Photo courtesy of Weiss/Manfredi
"The geometry evolved during the design process, changing the roof shape ever so slightly" and requiring multiple computer runs, says Cheng Gu, the project manager for structural engineer Weidlinger Associates Inc., New York City. With the exception of the perimeter steel, the building's slopes are generated from straight lines. That kept costs down, says the engineer.
For the living roof, the engineer had to consider the worst case: a roof saturated with rainwater or loaded with snow. "A challenge is that the load varies," depending on the weather, says Gu.

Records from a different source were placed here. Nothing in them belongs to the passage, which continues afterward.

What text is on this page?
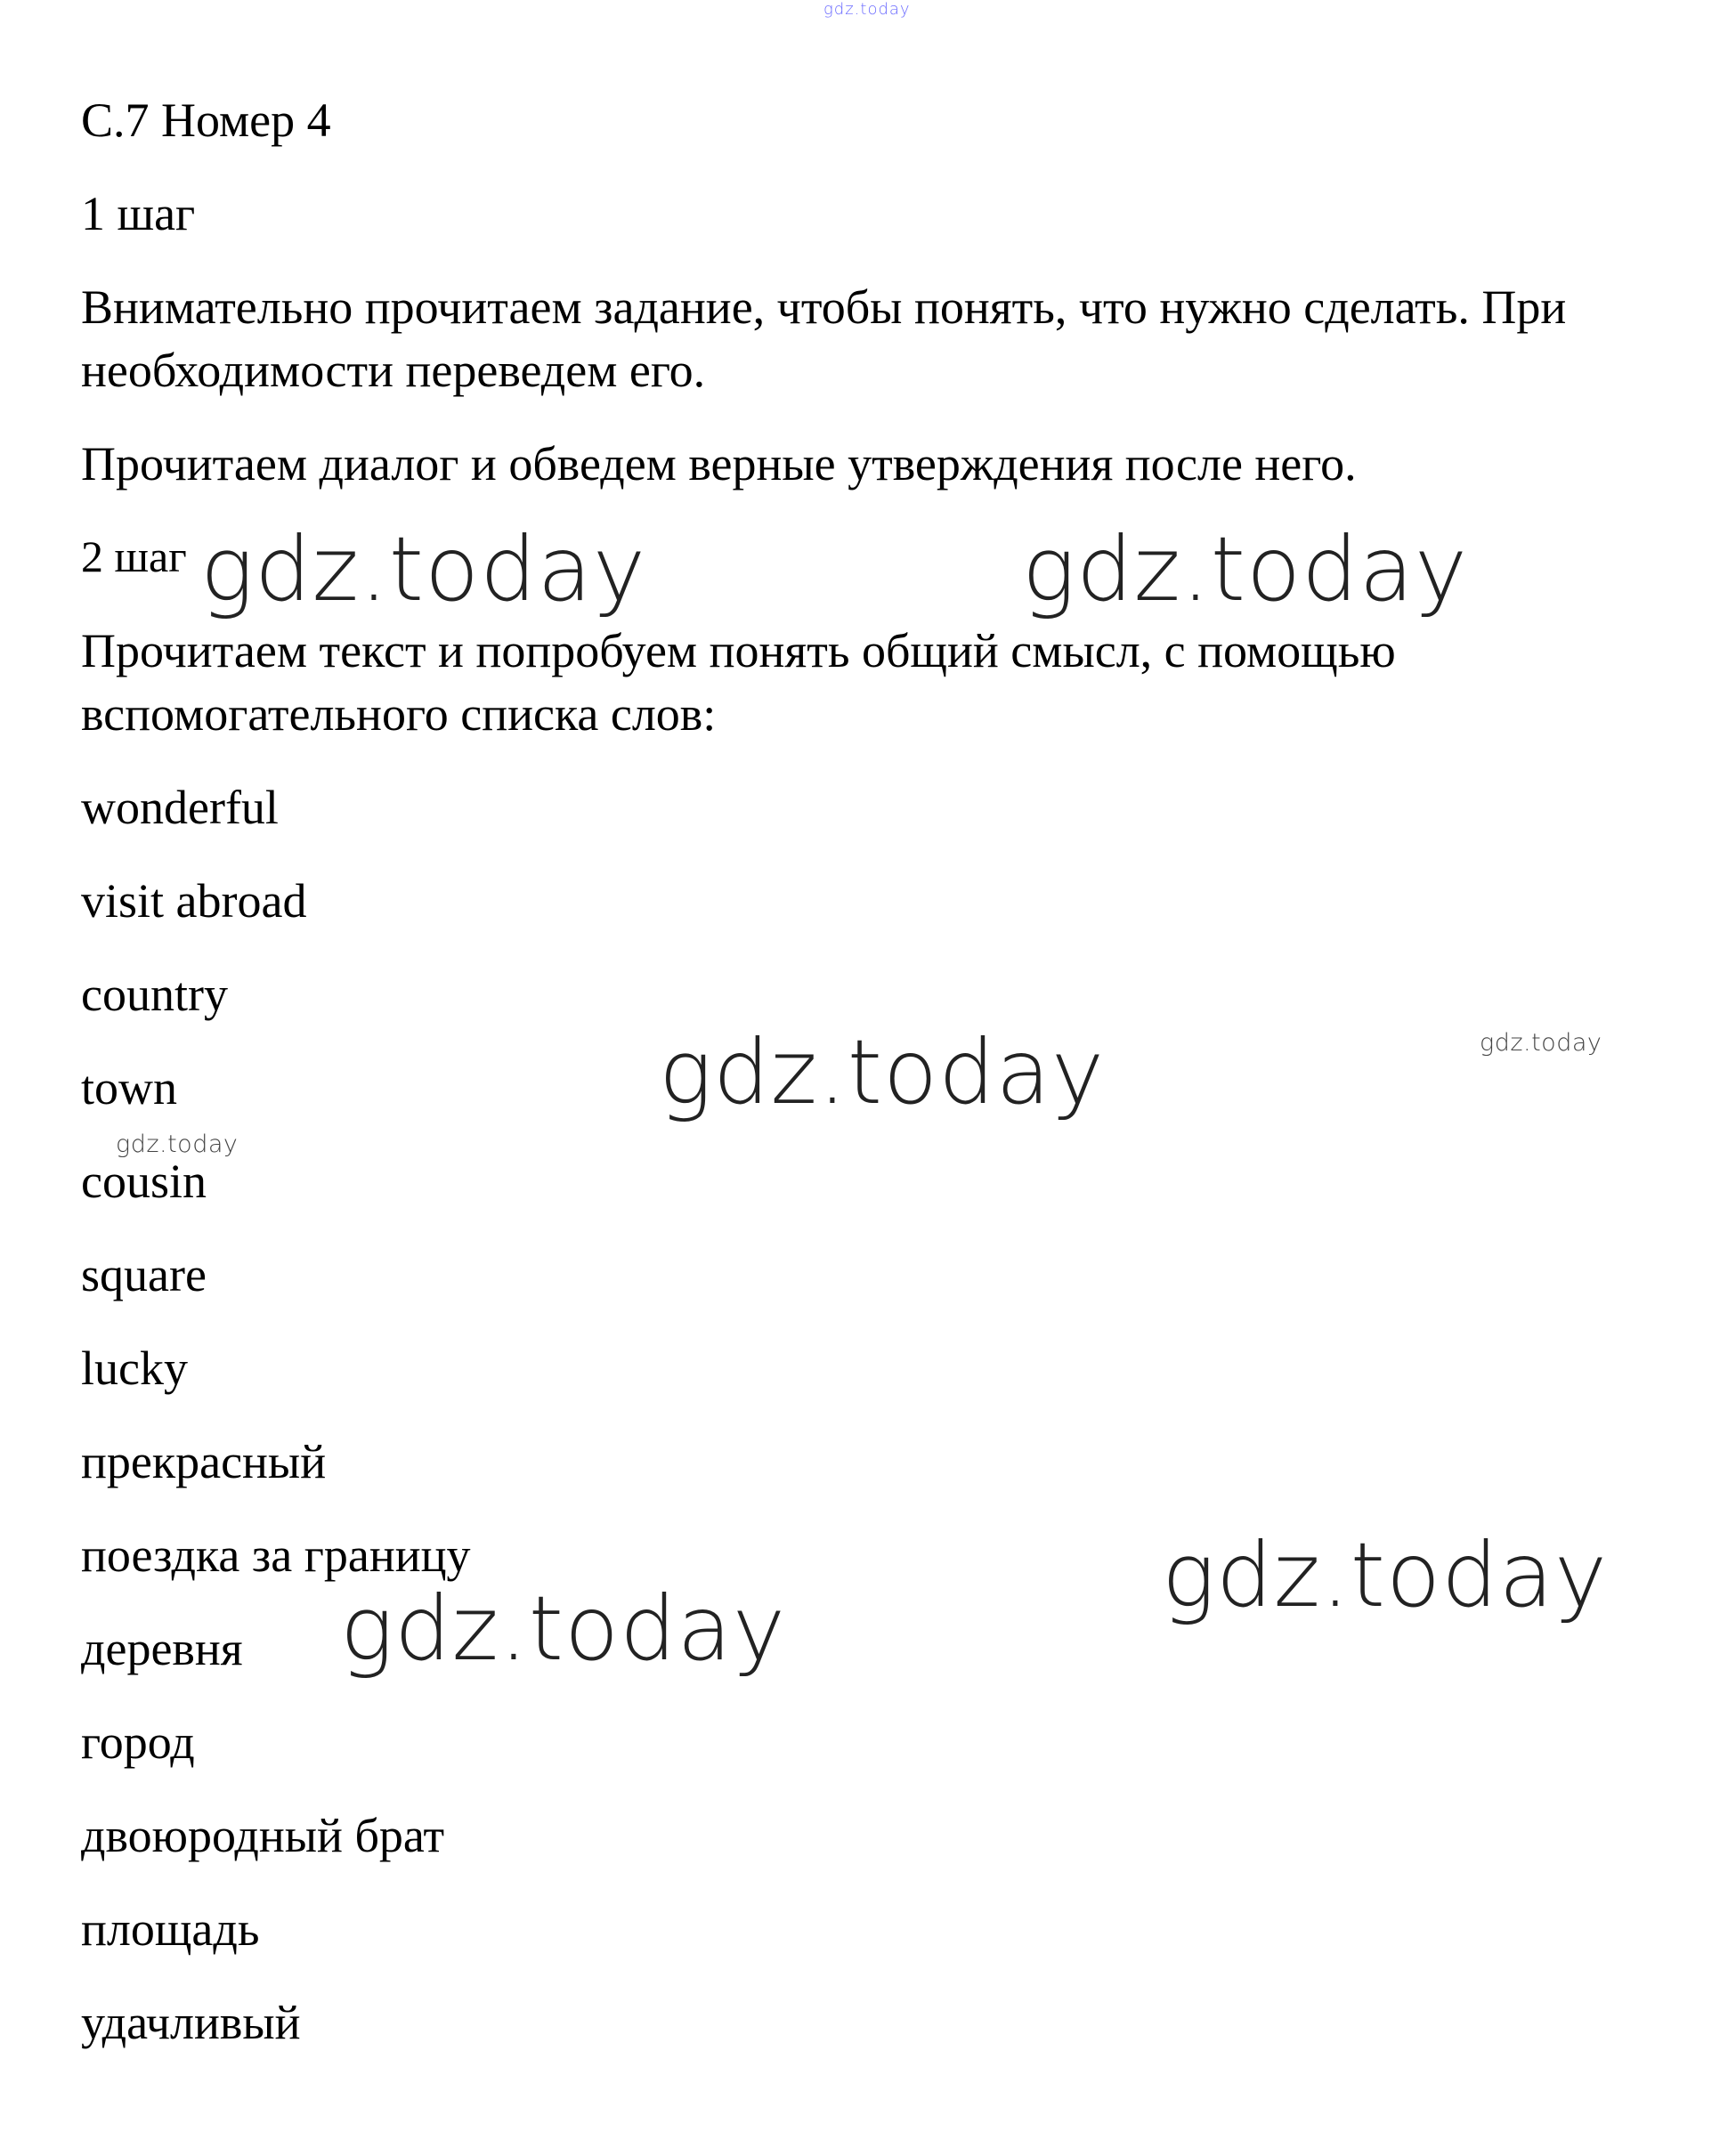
gdz.today
gdz.today	gdz.today
gdz.today	gdz.today
gdz.today
gdz.today
gdz.today
С.7 Номер 4
1 шаг
Внимательно прочитаем задание, чтобы понять, что нужно сделать. При
необходимости переведем его.
Прочитаем диалог и обведем верные утверждения после него.
2 шаг
Прочитаем текст и попробуем понять общий смысл, с помощью
вспомогательного списка слов:
wonderful
visit abroad
country
town
cousin
square
lucky
прекрасный
поездка за границу
деревня
город
двоюродный брат
площадь
удачливый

Weidlinger's 3D analysis calculated roof deflections, which are limited to a quarter-inch. "We had to set up a one-inch camber during roof construction along the 800 ft of curved, exposed perimeter steel," says Gu. Ironworkers erected structural steel with temporary erection bolts, then welded channel sections.
The visitor center's stormwater system kicks off a garden-wide conservation program. Construction is slated to start in January on a system that will direct water from an existing pond through a brook to a new water garden. One goal is to conserve city water by capturing rainwater for irrigation, recirculating it from one pond to the other. Another goal is to reduce combined sewer overflows by anticipating big storms and discharging water from the ponds before the garden's system is over its capacity. The garden expects to reduce its potable water consumption by 21 million gallons per year.